The maternal mortality ratio (MMR) in Rajasthan is 677. MMR is the number of deaths per 100,000 live births and is a measure of the death of risk once a woman becomes pregnant.
The MMR in Rajasthan is much above the national average of 407. Owing to lack of proper and timely medical facilities one woman dies every 10 minutes in the state on account of pregnancy related issue.
State medical department holds the view that the lack of data has been the major impediment to take effective measures to check this nature of premature deaths.
Besides, the fear of strict action prevents the officials to feed the department with correct figures and data.
Due to such reasons, the department lacks the basic information to materialise any big project in this direction.
"Audit is a necessary step taken by the government to know the real reason behind the high maternal mortality rate," Rajasthan Health Minister Digambar Singh told IANS here Sunday.

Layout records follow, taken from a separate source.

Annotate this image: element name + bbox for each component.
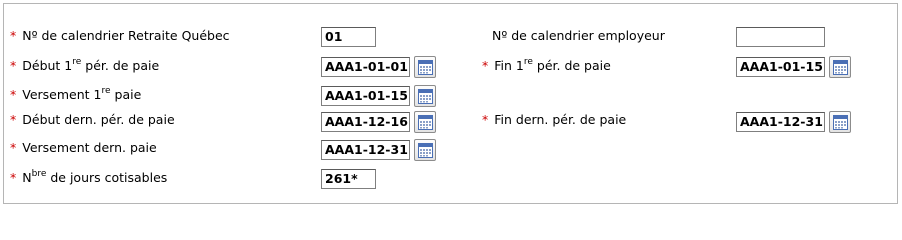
label-superscript: re bbox=[72, 56, 82, 67]
first-period-end-field[interactable]: AAA1-01-15 bbox=[736, 57, 825, 77]
last-period-end-field[interactable]: AAA1-12-31 bbox=[736, 112, 825, 132]
rq-calendar-number-field[interactable]: 01 bbox=[321, 27, 376, 47]
required-marker: * bbox=[10, 58, 17, 73]
last-period-start-calendar-button[interactable] bbox=[414, 111, 436, 133]
required-marker: * bbox=[10, 140, 17, 155]
last-payment-field[interactable]: AAA1-12-31 bbox=[321, 140, 410, 160]
label-text: N bbox=[22, 170, 32, 185]
label-superscript: re bbox=[523, 56, 533, 67]
label-text: Versement dern. paie bbox=[22, 140, 157, 155]
label-text: Nº de calendrier Retraite Québec bbox=[22, 28, 230, 43]
calendar-icon bbox=[418, 60, 433, 75]
calendar-icon bbox=[418, 89, 433, 104]
calendar-icon bbox=[418, 115, 433, 130]
label-text: Fin dern. pér. de paie bbox=[494, 112, 627, 127]
last-payment-calendar-button[interactable] bbox=[414, 139, 436, 161]
label-last-period-start: * Début dern. pér. de paie bbox=[10, 112, 175, 128]
required-marker: * bbox=[10, 28, 17, 43]
label-superscript: re bbox=[101, 85, 111, 96]
label-first-payment: * Versement 1re paie bbox=[10, 85, 142, 103]
label-superscript: bre bbox=[31, 168, 47, 179]
label-last-period-end: * Fin dern. pér. de paie bbox=[482, 112, 626, 128]
label-text: pér. de paie bbox=[81, 58, 160, 73]
first-period-start-calendar-button[interactable] bbox=[414, 56, 436, 78]
label-text: pér. de paie bbox=[532, 58, 611, 73]
last-period-end-calendar-button[interactable] bbox=[829, 111, 851, 133]
label-text: Nº de calendrier employeur bbox=[492, 28, 665, 43]
required-marker: * bbox=[10, 112, 17, 127]
employer-calendar-number-field[interactable] bbox=[736, 27, 825, 47]
calendar-icon bbox=[418, 143, 433, 158]
required-marker: * bbox=[10, 170, 17, 185]
required-marker: * bbox=[10, 87, 17, 102]
label-text: Fin 1 bbox=[494, 58, 524, 73]
required-marker: * bbox=[482, 58, 489, 73]
label-first-period-start: * Début 1re pér. de paie bbox=[10, 56, 160, 74]
first-period-start-field[interactable]: AAA1-01-01 bbox=[321, 57, 410, 77]
pay-calendar-form: * Nº de calendrier Retraite Québec 01 Nº … bbox=[3, 3, 898, 204]
label-text: Versement 1 bbox=[22, 87, 102, 102]
label-text: de jours cotisables bbox=[46, 170, 168, 185]
last-period-start-field[interactable]: AAA1-12-16 bbox=[321, 112, 410, 132]
required-marker: * bbox=[482, 112, 489, 127]
label-first-period-end: * Fin 1re pér. de paie bbox=[482, 56, 611, 74]
contributory-days-field[interactable]: 261* bbox=[321, 169, 376, 189]
label-rq-calendar-number: * Nº de calendrier Retraite Québec bbox=[10, 28, 230, 44]
first-payment-field[interactable]: AAA1-01-15 bbox=[321, 86, 410, 106]
label-text: Début 1 bbox=[22, 58, 73, 73]
first-period-end-calendar-button[interactable] bbox=[829, 56, 851, 78]
label-text: paie bbox=[110, 87, 142, 102]
first-payment-calendar-button[interactable] bbox=[414, 85, 436, 107]
label-last-payment: * Versement dern. paie bbox=[10, 140, 157, 156]
label-employer-calendar-number: Nº de calendrier employeur bbox=[492, 28, 665, 44]
calendar-icon bbox=[833, 60, 848, 75]
calendar-icon bbox=[833, 115, 848, 130]
label-contributory-days: * Nbre de jours cotisables bbox=[10, 168, 168, 186]
label-text: Début dern. pér. de paie bbox=[22, 112, 175, 127]
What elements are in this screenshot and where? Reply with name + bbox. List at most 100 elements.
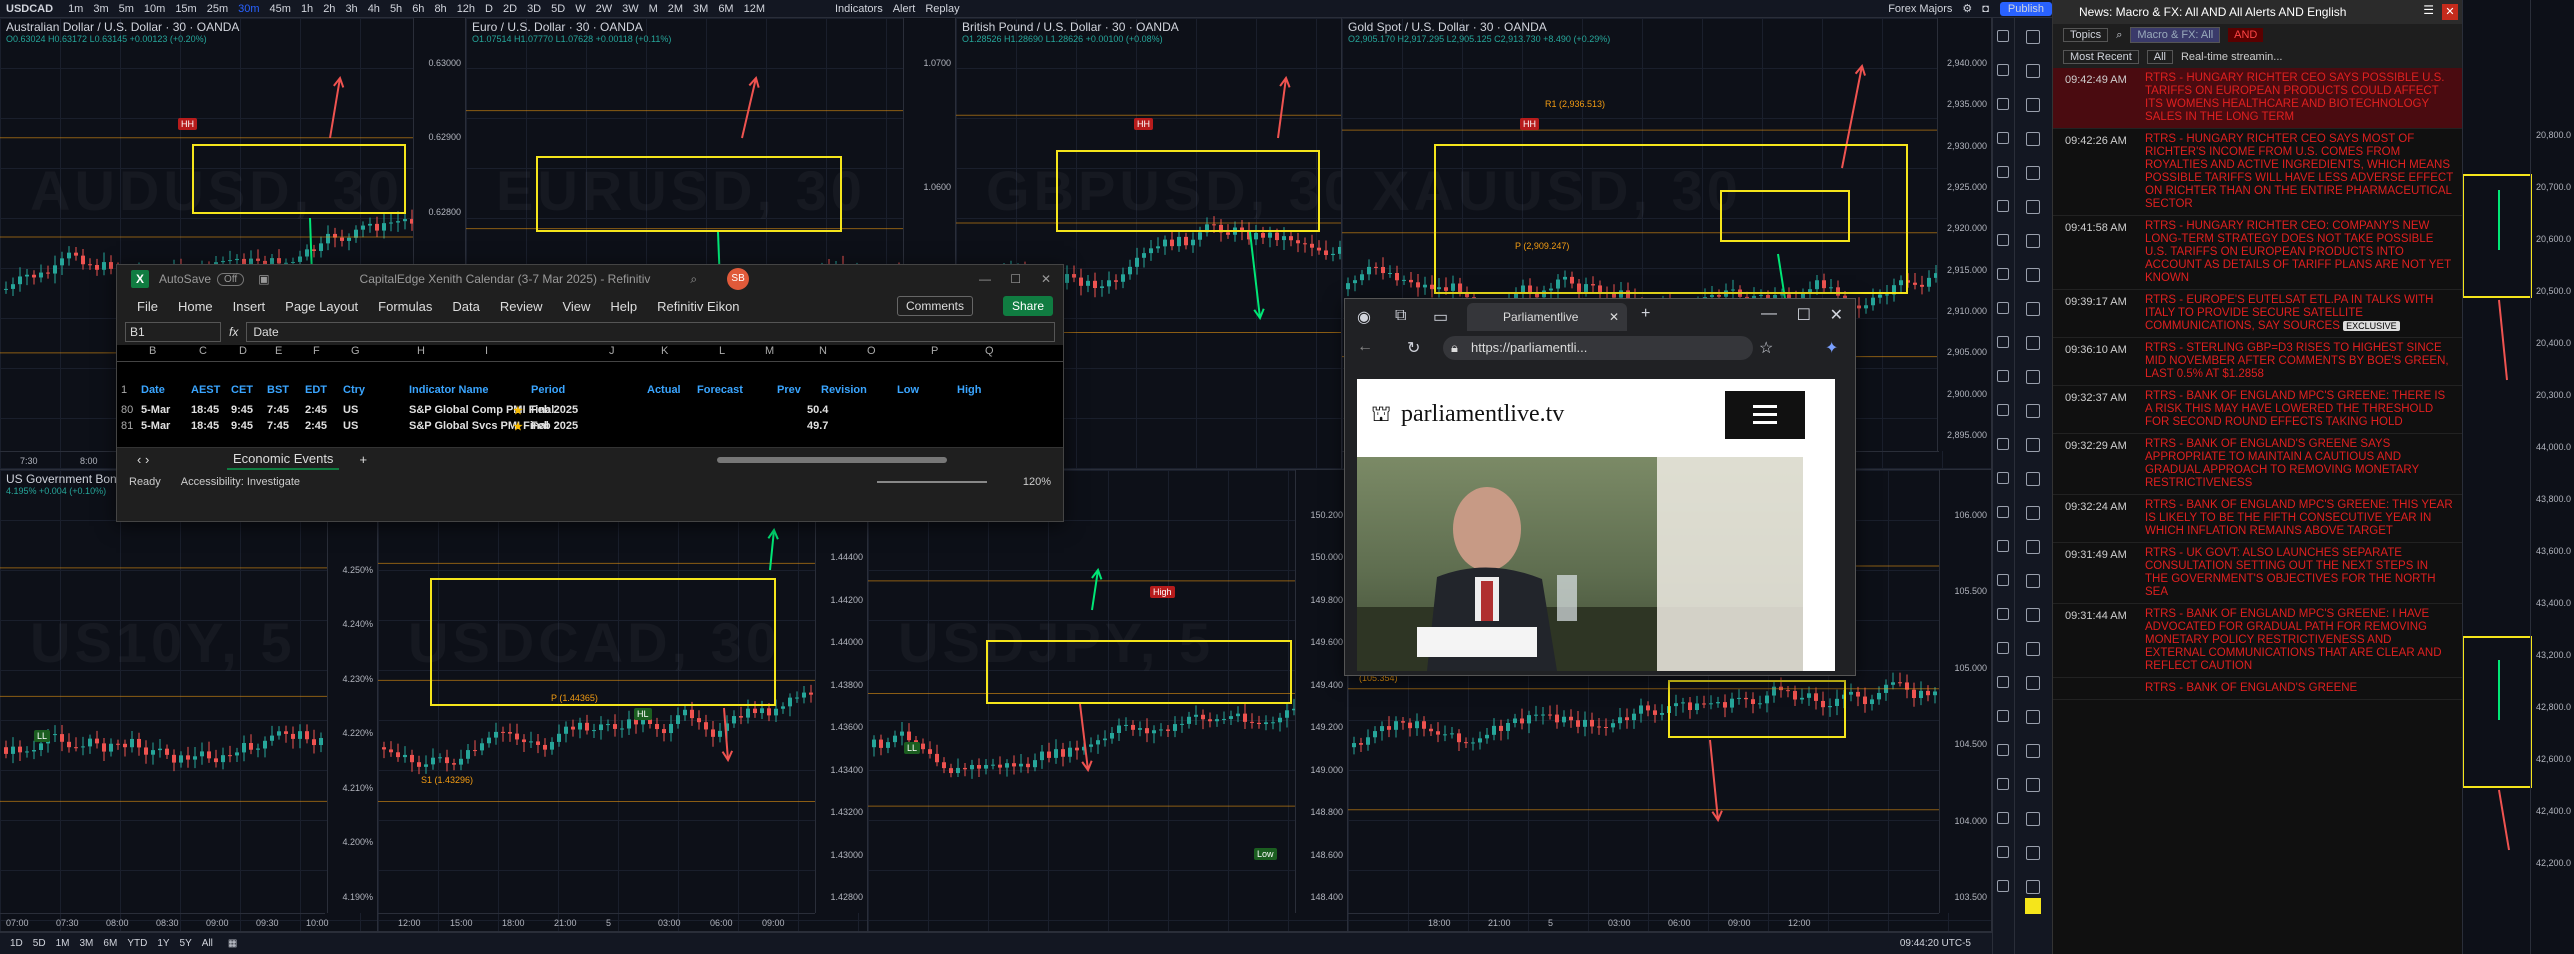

"A complete and transparent information in this regard would help us to provide better medical facilities and to implement the necessary projects to stop it or at least lower the MMR," Singh said.
He said that the department would also establish as many as 1,000 ideal medical centres, which would have 24-hour medical facilities.
"Besides long term project it is the basic and timely medical facility that can bring down the escalating maternal mortality rate in the state," he added.
Under the audit project, the state government proposes to form district level committees involving the government officials, NGO's, media representatives and village council representatives. The committee would find the reason behind the death rate followed by a yearly audit.
According to some of the field official what is really problematic for them is that most deliveries in the remote areas take place under domestic conditions.
Deaths in this type of delivery go completely unnoticed.
In addition, the lack of direct control on the private clinics is another obstacle to extract the correct data as information on pregnancy deaths in these medical facilities are not transparent enough.